The phase compositions and lattice parameters determined by Rietveld refinement are summarized in the Table. The t-phase fraction decreased from 83.1 mass% in 3YSZ to 25.3 mass% in 5YSZ and was almost absent in 8YSZ. Regarding the lattice parameters, yttria content exerted a slight influence on both the t- and t′-phases. Consequently, the tetragonality of both t- and t′-phases in unaged 3–5YSZ, assuming a fluorite-type structure (i.e., c_f /a_f, where a_f = a√2 and c_f = c), decreased with increasing yttria content (Table).

Table.

Crystalline Phases and Lattice Parameters Determined by Rietveld Refinement (n = 3 for Each Group).

Material	LTD	Yttria^a (mol%)	Phase Fraction (mass%)					Lattice Parameter (Å)					Tetragonality
			t	t′	c	m	r	t		t′		c	t	t′
			t	t′	c	m	r	a	c	a	c	a	t	t′
3YSZ	—	3.31	83.1	16.9	—	—	—	3.6049	5.1776	3.6226	5.1517	—	1.0156	1.0056
4YSZ	—	4.33	61.3	38.7	—	—	—	3.6052	5.1770	3.6235	5.1499	—	1.0154	1.0050
5YSZ	—	5.84	25.3	74.7	—	—	—	3.6066	5.1758	3.6242	5.1498	—	1.0148	1.0048
8YSZ	—	8.77	0.1	—	99.9	—	—	—	—	—	—	5.1391	—	—
3YSZ	+	3.31	12.1	19.9	—	54.3	13.8	3.6045	5.1762	3.6421	5.1731	—	1.0154	1.0044
4YSZ	+	4.33	23.6	37.9	—	10.9	27.6	3.6064	5.1799	3.6262	5.1662	—	1.0156	1.0074
5YSZ	+	5.84	30.4	69.3	—	0.2	—	3.6078	5.1746	3.6253	5.1483	—	1.0142	1.0041

LTD, low-temperature degradation.

Yttria contents were cited from a previous study (Nakamura et al 2024).
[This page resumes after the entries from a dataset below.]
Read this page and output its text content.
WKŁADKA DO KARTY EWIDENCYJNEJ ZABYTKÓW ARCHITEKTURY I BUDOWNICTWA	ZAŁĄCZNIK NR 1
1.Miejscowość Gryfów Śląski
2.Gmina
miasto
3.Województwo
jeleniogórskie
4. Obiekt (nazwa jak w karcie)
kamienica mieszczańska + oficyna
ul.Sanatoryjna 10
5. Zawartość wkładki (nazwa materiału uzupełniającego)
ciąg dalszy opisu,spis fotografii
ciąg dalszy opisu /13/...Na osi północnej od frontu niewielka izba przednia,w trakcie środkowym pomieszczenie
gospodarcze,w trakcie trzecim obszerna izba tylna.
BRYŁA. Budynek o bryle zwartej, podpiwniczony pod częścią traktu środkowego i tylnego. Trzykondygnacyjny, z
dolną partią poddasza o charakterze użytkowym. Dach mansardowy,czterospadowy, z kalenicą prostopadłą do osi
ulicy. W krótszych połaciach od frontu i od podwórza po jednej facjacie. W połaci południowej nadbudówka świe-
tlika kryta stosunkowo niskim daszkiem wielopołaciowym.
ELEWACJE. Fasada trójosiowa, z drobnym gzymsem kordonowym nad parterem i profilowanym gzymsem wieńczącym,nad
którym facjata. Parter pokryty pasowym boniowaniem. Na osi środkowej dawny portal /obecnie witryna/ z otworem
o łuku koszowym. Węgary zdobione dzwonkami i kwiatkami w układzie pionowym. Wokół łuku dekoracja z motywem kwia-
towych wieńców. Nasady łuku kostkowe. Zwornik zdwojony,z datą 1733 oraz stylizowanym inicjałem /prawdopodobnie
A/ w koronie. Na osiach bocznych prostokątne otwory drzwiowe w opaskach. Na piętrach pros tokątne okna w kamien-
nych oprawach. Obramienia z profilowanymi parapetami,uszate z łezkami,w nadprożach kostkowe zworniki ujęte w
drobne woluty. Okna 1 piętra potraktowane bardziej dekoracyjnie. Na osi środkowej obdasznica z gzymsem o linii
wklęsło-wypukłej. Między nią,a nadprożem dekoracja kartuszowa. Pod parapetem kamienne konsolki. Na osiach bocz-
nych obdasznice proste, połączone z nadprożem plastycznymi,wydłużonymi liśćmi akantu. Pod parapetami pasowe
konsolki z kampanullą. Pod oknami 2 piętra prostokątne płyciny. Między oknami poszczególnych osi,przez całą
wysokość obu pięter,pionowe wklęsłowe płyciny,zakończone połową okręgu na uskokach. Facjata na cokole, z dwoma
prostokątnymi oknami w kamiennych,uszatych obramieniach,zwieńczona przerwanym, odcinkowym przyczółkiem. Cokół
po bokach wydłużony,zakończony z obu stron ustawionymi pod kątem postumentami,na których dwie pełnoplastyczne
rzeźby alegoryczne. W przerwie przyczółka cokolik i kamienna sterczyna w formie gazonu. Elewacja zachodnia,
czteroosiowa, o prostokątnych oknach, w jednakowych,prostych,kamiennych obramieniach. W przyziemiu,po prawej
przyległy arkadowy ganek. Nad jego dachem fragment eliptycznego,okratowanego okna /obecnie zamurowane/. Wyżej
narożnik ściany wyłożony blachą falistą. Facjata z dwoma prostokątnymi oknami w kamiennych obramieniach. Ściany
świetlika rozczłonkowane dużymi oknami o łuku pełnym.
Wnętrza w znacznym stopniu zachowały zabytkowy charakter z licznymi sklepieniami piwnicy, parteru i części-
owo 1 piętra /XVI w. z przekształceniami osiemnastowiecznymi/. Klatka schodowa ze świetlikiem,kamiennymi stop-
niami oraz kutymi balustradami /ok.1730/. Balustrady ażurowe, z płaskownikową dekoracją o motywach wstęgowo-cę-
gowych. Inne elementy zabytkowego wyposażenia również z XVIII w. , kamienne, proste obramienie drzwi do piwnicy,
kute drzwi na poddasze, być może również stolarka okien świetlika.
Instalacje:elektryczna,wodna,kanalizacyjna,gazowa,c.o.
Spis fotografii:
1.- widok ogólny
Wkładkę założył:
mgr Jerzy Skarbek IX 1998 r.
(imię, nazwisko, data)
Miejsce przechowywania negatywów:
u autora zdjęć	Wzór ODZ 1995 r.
Tetragonality was calculated by dividing c in the lattice parameter by a√2.

XANES: Analysis of Edge Features and White-Line Profiles

Representative X-ray absorption spectra of each specimen, along with that of the standard Zr foil, are presented in Appendix Figure 1. The Zr K-edge of all zirconia specimens was shifted by ~8 eV to higher energy relative to the Zr foil, with no significant differences among zirconia. In the XANES region, the white line in the spectrum of unaged 3–8YSZ exhibited 2 components at ~18,020 and ~18,025 eV (Fig. 2A). The intensity of the peak at ~18,020 eV decreased with increasing yttria content, whereas that of the peak at ~18,025 eV increased significantly. Following the LTD, the dual-peak structure in 3YSZ and 4YSZ collapsed into a single peak at ~18,022 eV (Fig. 2B). A weak pre-edge feature at ~18,005 eV was observed in all specimens and became more evident in the first-derivative spectra (Fig. 2C), with decreasing intensity as yttria content increased (Fig. 2D).

Figure 2.

X-ray absorption near-edge structure (XANES) analysis at Zr K-edge of 3–8YSZ. XANES spectra of (A) unaged and (B) aged specimens, with insets showing magnified white lines. The black triangle in (A) marks the pre-edge shoulder. (C) First-derivative plots of the pre-edge peaks in (A). The plots are vertically shifted for clarity. (D) Pre-edge peak area versus yttria content. Yttria contents were obtained from Nakamura et al (2024). Values and error bars represent mean and standard deviation (n = 6 per group). Yttria content markedly affected both the white-line profiles and the pre-edge peaks. In addition, low-temperature degradation altered the white-line profiles in 3YSZ and 4YSZ, including collapse of the dual-peak structure into a single peak.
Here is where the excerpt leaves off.